Third, it is said that there is no place for an argument from authority in science. The community of science is constantly self-critical, as evidenced by the experience of university colloquia "in which the speaker has hardly gotten 30 seconds into the talk before there are devastating questions and comments from the audience." . . . It is certainly true that within each narrowly defined scientific field there is a constant challenge to new technical claims and to old wisdom. In what my wife calls the Gunfight at the O.K. Corral Syndrome, young scientists on the make will challenge a graybeard, and this adversarial atmosphere for the most part serves the truth. But when scientists transgress the bounds of their own specialty they have no choice but to accept the claims of authority, even though they do not know how solid the grounds of those claims may be. Who am I to believe about quantum physics if not Steven Weinberg, or about the solar system if not Carl Sagan? What worries me is that they may believe what Dawkins and Wilson tell them about evolution.

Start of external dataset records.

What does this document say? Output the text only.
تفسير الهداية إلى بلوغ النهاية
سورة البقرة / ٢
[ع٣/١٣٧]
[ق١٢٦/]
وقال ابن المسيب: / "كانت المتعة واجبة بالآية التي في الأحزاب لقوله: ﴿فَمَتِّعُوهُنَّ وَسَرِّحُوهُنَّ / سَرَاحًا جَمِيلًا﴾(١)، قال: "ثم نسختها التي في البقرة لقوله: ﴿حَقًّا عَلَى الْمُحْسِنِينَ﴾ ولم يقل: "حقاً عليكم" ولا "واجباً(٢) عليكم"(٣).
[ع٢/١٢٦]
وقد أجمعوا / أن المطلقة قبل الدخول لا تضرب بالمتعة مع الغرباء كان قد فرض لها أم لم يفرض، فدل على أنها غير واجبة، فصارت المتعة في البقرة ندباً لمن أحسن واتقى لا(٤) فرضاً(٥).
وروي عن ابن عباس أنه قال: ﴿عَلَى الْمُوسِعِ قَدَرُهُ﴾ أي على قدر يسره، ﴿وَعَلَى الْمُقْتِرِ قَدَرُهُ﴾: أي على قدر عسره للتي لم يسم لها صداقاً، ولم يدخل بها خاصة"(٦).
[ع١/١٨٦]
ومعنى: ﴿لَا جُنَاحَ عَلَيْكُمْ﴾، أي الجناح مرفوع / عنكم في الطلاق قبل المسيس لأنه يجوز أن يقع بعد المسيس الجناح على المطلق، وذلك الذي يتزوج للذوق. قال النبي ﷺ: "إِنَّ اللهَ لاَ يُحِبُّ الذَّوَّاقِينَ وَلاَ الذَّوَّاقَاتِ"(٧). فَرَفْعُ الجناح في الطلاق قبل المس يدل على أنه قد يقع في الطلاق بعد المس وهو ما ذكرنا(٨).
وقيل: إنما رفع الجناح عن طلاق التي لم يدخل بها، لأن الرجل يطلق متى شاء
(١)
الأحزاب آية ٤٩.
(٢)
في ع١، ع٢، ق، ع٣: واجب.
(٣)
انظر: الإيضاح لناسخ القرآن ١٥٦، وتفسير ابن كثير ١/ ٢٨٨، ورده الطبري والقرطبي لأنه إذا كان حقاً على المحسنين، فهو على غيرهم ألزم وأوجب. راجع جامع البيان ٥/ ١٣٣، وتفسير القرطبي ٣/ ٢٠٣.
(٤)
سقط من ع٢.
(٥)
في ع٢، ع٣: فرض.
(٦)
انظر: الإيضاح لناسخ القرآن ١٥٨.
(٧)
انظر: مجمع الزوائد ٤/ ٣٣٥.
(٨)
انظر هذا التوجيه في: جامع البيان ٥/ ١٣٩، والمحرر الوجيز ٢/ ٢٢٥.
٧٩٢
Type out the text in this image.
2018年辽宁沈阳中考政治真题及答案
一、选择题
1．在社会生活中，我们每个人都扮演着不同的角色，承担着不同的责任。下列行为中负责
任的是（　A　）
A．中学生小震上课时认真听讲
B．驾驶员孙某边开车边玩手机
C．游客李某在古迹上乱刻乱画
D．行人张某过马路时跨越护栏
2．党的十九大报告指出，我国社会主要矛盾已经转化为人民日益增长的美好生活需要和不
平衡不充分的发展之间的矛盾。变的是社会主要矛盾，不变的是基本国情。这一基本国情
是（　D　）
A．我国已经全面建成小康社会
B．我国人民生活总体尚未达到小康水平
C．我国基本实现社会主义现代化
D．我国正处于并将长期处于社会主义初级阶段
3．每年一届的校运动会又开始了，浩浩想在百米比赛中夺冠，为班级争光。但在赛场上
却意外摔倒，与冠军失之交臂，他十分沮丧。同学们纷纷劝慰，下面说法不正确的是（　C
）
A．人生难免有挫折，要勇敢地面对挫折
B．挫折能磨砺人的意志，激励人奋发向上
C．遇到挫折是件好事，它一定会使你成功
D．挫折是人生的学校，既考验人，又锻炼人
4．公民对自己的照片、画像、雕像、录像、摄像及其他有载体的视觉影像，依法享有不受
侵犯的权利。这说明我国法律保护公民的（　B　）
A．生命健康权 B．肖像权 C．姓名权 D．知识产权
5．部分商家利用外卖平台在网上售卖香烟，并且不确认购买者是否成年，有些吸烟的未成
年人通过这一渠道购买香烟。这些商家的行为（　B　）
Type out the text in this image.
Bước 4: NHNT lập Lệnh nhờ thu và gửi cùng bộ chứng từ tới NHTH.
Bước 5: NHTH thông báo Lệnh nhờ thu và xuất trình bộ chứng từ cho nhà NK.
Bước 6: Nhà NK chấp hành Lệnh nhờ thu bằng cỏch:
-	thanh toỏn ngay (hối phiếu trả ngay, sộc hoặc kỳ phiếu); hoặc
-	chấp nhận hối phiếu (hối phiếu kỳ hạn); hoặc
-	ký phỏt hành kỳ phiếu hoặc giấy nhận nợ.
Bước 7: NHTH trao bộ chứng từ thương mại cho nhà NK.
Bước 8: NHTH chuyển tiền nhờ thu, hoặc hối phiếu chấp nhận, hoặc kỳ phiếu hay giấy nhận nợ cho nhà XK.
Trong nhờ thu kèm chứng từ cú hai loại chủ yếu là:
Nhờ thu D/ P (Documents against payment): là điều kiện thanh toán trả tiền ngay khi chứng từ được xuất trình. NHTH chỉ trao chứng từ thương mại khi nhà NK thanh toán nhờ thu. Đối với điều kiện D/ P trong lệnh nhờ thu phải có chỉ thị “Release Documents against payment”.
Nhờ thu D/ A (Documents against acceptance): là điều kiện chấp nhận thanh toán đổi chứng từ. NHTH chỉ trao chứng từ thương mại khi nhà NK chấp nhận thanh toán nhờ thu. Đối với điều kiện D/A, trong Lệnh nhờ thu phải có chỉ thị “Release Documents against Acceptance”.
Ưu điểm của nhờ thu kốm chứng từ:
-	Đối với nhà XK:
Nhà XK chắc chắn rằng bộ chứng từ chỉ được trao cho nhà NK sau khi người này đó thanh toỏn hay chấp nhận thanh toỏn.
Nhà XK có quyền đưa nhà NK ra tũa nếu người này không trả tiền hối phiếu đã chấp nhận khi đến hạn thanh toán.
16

Of course, a huge number of people believe what Dawkins and Wilson tell them about evolution. And why should we believe Weinberg or Sagan, if Lewontin assures us that the other two are unreliable? In the previous paragraph, he even notes that Sagan "sometimes takes suspect claims as true when they serve a rhetorical purpose." The reality is that much that is asserted by scientists is open to evaluation by non-specialists, and critical analysis by thoughtful individuals is in order for every assertion.